According to the 2018 Global Encryption Trends Study from the Ponemon Institute, only 43% of organizations have an encryption strategy applied consistently across the enterprise. More than half of organizations do not seem to have a consistent data protection strategy.

Archiving and governance

Archiving files that are no longer used, but may be needed for retention requirements or compliance reasons, is another piece of a good strategy for making a document management system secure. Moving these files to a separate storage device or location makes them more difficult for cybercriminals to access.

Paper documents should be scanned and properly indexed to create digital files – preferably at the point they are received into the business. All archived digital files should be protected by the encryption and permission policies of the enterprise.

Governance policies and the discipline to follow them should be implemented to identify the type of documents to keep, when they should be archived and how long they should be kept until destroyed. Most documents do not need to be stored for perpetuity so following a document destruction policy is ideal protection for older data.

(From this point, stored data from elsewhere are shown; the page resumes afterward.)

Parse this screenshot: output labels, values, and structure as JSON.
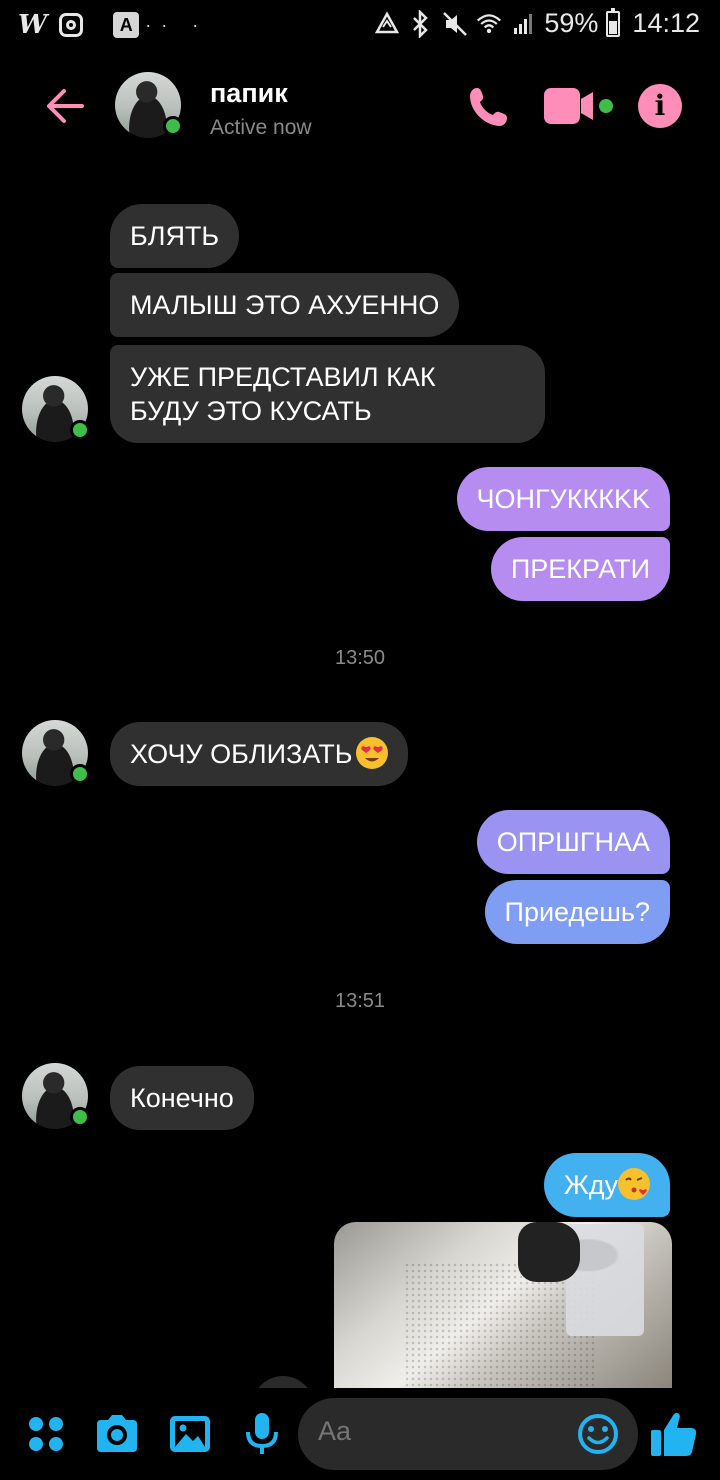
{
  "status_bar": {
    "left_icons": [
      "wattpad-w-icon",
      "instagram-icon",
      "app-icon",
      "more-dots"
    ],
    "app_letter": "A",
    "battery_percent": "59%",
    "battery_level": 0.59,
    "time": "14:12"
  },
  "header": {
    "contact_name": "папик",
    "contact_status": "Active now",
    "accent_color": "#ff8dba"
  },
  "messages": [
    {
      "dir": "in",
      "text": "БЛЯТЬ"
    },
    {
      "dir": "in",
      "text": "МАЛЫШ ЭТО АХУЕННО"
    },
    {
      "dir": "in",
      "text": "УЖЕ ПРЕДСТАВИЛ КАК\nБУДУ ЭТО КУСАТЬ"
    },
    {
      "dir": "out",
      "text": "ЧОНГУКККKK"
    },
    {
      "dir": "out",
      "text": "ПРЕКРАТИ"
    },
    {
      "dir": "in",
      "text": "ХОЧУ ОБЛИЗАТЬ",
      "emoji": "heart-eyes-emoji"
    },
    {
      "dir": "out",
      "text": "ОПРШГНАА"
    },
    {
      "dir": "out",
      "text": "Приедешь?"
    },
    {
      "dir": "in",
      "text": "Конечно"
    },
    {
      "dir": "out",
      "text": "Жду",
      "emoji": "kissing-heart-emoji"
    }
  ],
  "timestamps": [
    "13:50",
    "13:51"
  ],
  "composer": {
    "placeholder": "Aa"
  },
  "colors": {
    "incoming_bubble": "#303030",
    "outgoing_purple": "#b68cf0",
    "outgoing_blue": "#8f95f2",
    "outgoing_cyan": "#43b0ef",
    "toolbar_icons": "#22b4f0",
    "online": "#3fbd4a"
  }
}
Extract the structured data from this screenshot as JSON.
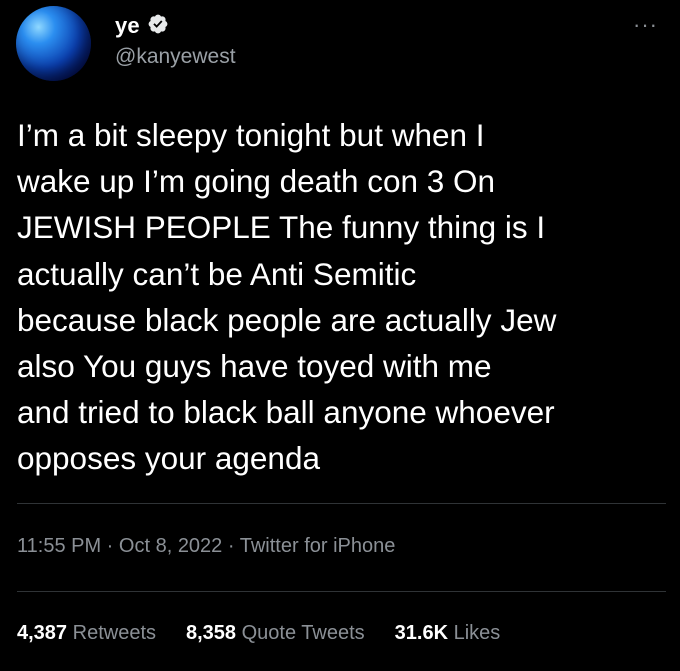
{
  "user": {
    "display_name": "ye",
    "handle": "@kanyewest"
  },
  "more_glyph": "···",
  "tweet": {
    "text": "I’m a bit sleepy tonight but when I\nwake up I’m going death con 3     On\nJEWISH PEOPLE     The funny thing is I\nactually can’t be Anti Semitic\nbecause black people are actually Jew\nalso     You guys have toyed with me\nand tried to black ball anyone whoever\nopposes your agenda"
  },
  "meta": {
    "time": "11:55 PM",
    "date": "Oct 8, 2022",
    "source": "Twitter for iPhone",
    "separator": " · "
  },
  "stats": {
    "retweets": {
      "count": "4,387",
      "label": "Retweets"
    },
    "quotes": {
      "count": "8,358",
      "label": "Quote Tweets"
    },
    "likes": {
      "count": "31.6K",
      "label": "Likes"
    }
  },
  "colors": {
    "background": "#000000",
    "text": "#ffffff",
    "secondary": "#8b9096",
    "divider": "#2f3336",
    "verified": "#e7e9ea"
  }
}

As part of a secure document management system, it is good practice to regularly backup those files that are critical to the running of the business. Good backup strategy forms the foundation for a disaster recovery plan.

Creating backups separate from the normal operating environment and network system allows a company to harden its data against attacks. The files in these backups provide recovery points if a cyber attack occurs on any given day. Multiple backups give multiple recovery points in case files in any given backup have been infected by malware or the victim of ransomware.

Employee and user training

The Ponemon Cost of a Data Breach Study found human error was the root cause of 24% of breaches, while system glitches caused 25%. Therefore, employee and user training must be done to make sure employees know to stay vigilant against attacks and that users understand, and follow, the authentication, encryption, and data/document governance policies put in place by the company. Regular education and audits will ensure that the technical security solutions for document management not exercises in wasted time and expense.

More than just selling and implementing document management solutions, solution resellers can provide added value to clients by helping them construct a secure document management strategy. Cyber threats continue to grow along with spending on security solutions. Helping clients spend and implement wisely provides a win-win situation.